Gold-silver ratio falls to its lowest since Trump’s ‘liberation day’ tariff announcement
Gold-silver ratio has dropped to roughly 94 from historic highs above 100.
Silver rallied Thursday to tap its highest price in more than 13 years, with the industrial metal finally making a significant move to catch up to gold’s gains, pulling the gold-silver ratio down to its lowest level since the Trump administration’s “liberation day” tariff announcement.
Silver for July delivery settled at $35.81 an ounce Thursday on Comex, the highest most-active contract finish since Feb. 28, 2012, according to Dow Jones Market Data. It has gained about 22% so far this year.
“The breakout has been brewing for a while, as silver had attempted to break through the $35 level a couple of times in recent months, so this is highly significant,” said Maria Smirnova, senior portfolio manager and chief investment officer at Sprott Asset Management, in remarks sent by email to MarketWatch on Thursday.
“If the technical move catalyzes physical investor-buying, it can take silver much higher very quickly,” she said. “The silver market is thin, and it will not take much buying activity to send the price higher.”
The rally for silver comes as prices for gold posted a loss for the session. August gold lost $24.10, or 0.7%, to settle at $3,375.10 an ounce. The yellow metal’s year-to-date rise of nearly 28% still outpaces that of silver.
The gold-silver ratio, however, has fallen toward 94. The ratio is a measure of gold’s value in terms of its “industrially useful cousin” silver, according to Adrian Ash, director of research at BullionVault. That means it takes about 94 ounces of silver to buy one ounce of gold.
The ratio is down by 10 ounces of silver from the post-COVID high of more than 100 seen as gold touched its current all-time dollar high of $3,500 in late April, said Ash.
The current ratio is also the lowest reading since April 2, the day President Donald Trump announced his “liberation day” tariffs, which spurred a “brief but severe slump in industrial commodities and global stock markets,” Ash said. Silver prices plunged more than 15% from April 2 to April 4, following Trump’s tariff announcement. Gold, meanwhile, fell by roughly 4% during that same period.
Because gold is such a narrative asset, traders and analysts have raced to find a headline trigger for silver’s jump Thursday, said Ash. “But nothing stands out as spurring today’s price surge in London — not in the news, not in lease rates, and not in [exchange traded funds] or Comex data.”
In commentary Thursday, Rhona O’Connell, head of market analysis at StoneX, also said there didn’t appear to be a specific trigger for silver’s latest move higher.
The slide below the 100 level in the gold-silver ratio, however, may well have triggered ‘ratio trading.’
— Rhona O’Connell, StoneX
The slide below the 100 level in the gold-silver ratio, however, may well have triggered “ratio trading,” she said.
“The fact that silver is at the highest since 2012 is, of course, of interest, but silver is notoriously volatile and it is fully capable of dropping as sharply as it rises,” said O’Connell. “This is not necessarily a false move, but it is now heavily overbought and should, as always when silver does this sort of thing, be treated with caution.”
Still, there had been signs that silver was poised to make such a breakout move higher.
Gold’s record run had left silver behind and silver lagged in its efforts to play catch-up, even as the gold-silver ratio held firm near historic highs.
A deficit in global silver supplies was part of the reason some analysts saw potential for a significant upside move in prices for the metal.

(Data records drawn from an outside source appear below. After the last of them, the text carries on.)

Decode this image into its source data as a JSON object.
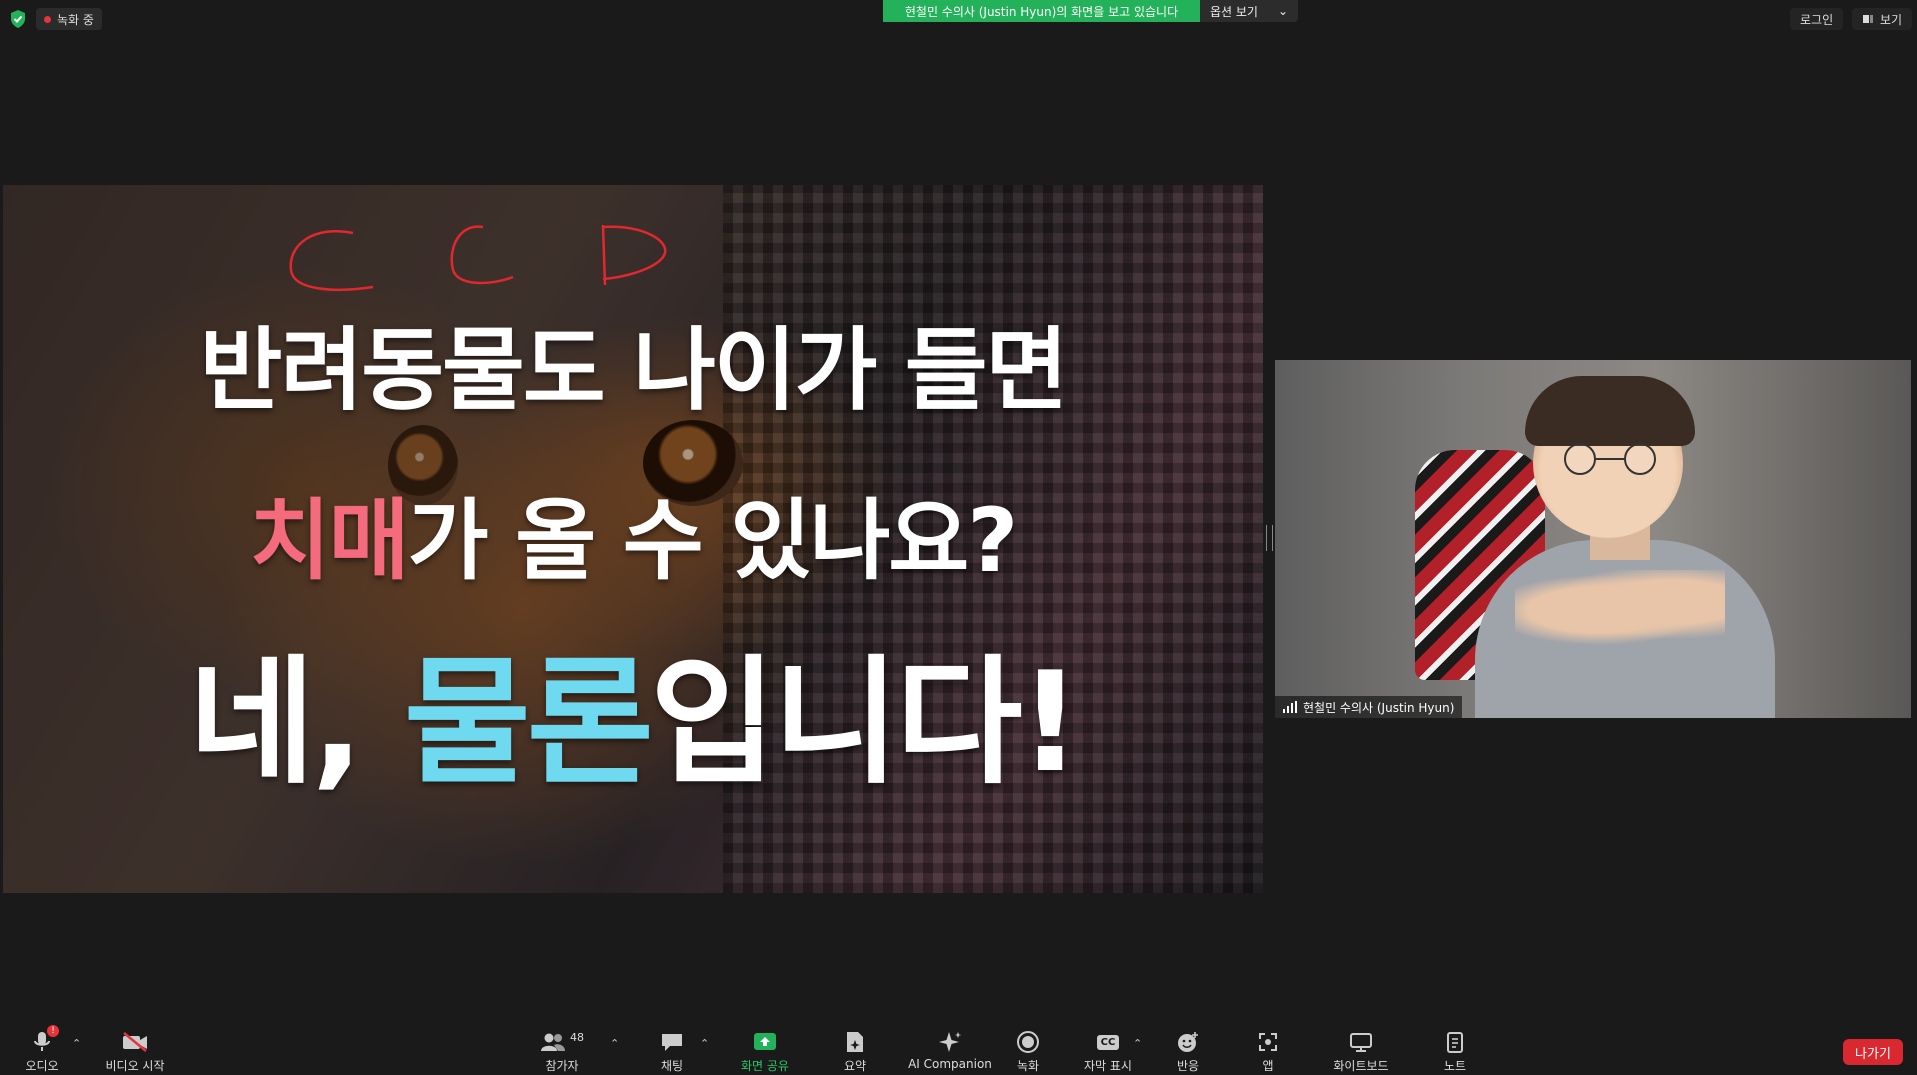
{
  "topbar": {
    "recording_label": "녹화 중",
    "share_banner": "현철민 수의사 (Justin  Hyun)의 화면을 보고 있습니다",
    "view_options": "옵션 보기",
    "login": "로그인",
    "view": "보기"
  },
  "slide": {
    "line1": "반려동물도 나이가 들면",
    "line2_highlight": "치매",
    "line2_rest": "가 올 수 있나요?",
    "line3_start": "네, ",
    "line3_highlight": "물론",
    "line3_end": "입니다!",
    "annotation_color": "#e0282e"
  },
  "video_tile": {
    "participant_name": "현철민 수의사 (Justin Hyun)"
  },
  "toolbar": {
    "audio": "오디오",
    "video": "비디오 시작",
    "participants": "참가자",
    "participant_count": "48",
    "chat": "채팅",
    "share": "화면 공유",
    "summary": "요약",
    "ai_companion": "AI Companion",
    "record": "녹화",
    "captions": "자막 표시",
    "captions_icon_text": "CC",
    "reactions": "반응",
    "apps": "앱",
    "whiteboard": "화이트보드",
    "notes": "노트",
    "leave": "나가기",
    "audio_badge": "!"
  },
  "colors": {
    "share_green": "#23b15a",
    "leave_red": "#d9282f",
    "highlight_pink": "#f46b7e",
    "highlight_cyan": "#6fd9f0"
  }
}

“We have been talking for a while about the supply/demand deficits in silver,” said Sprott’s Smirnova. Global silver demand was expected to top silver supply for a fifth year in a row in 2025, according to the Silver Institute.
And the deficits are projected to continue, said Smirnova. “Silver has a very positive investment case right now.”
That doesn’t necessarily mean a move to fresh record highs for silver, however.
“Given the headwinds that silver’s industrial demand faces, it’s hard to see the metal extending this jump anywhere close to the 2011 and 1980 high of $50” an ounce, BullionVault’s Ash told MarketWatch.
Still, “with no one in the market able to pinpoint as yet what’s driven the move to 13-year highs…silver has confirmed its reputation as the ‘Devil’s metal,’ leaping without warning and leaving the technical picture very bullish for further gains,” he said.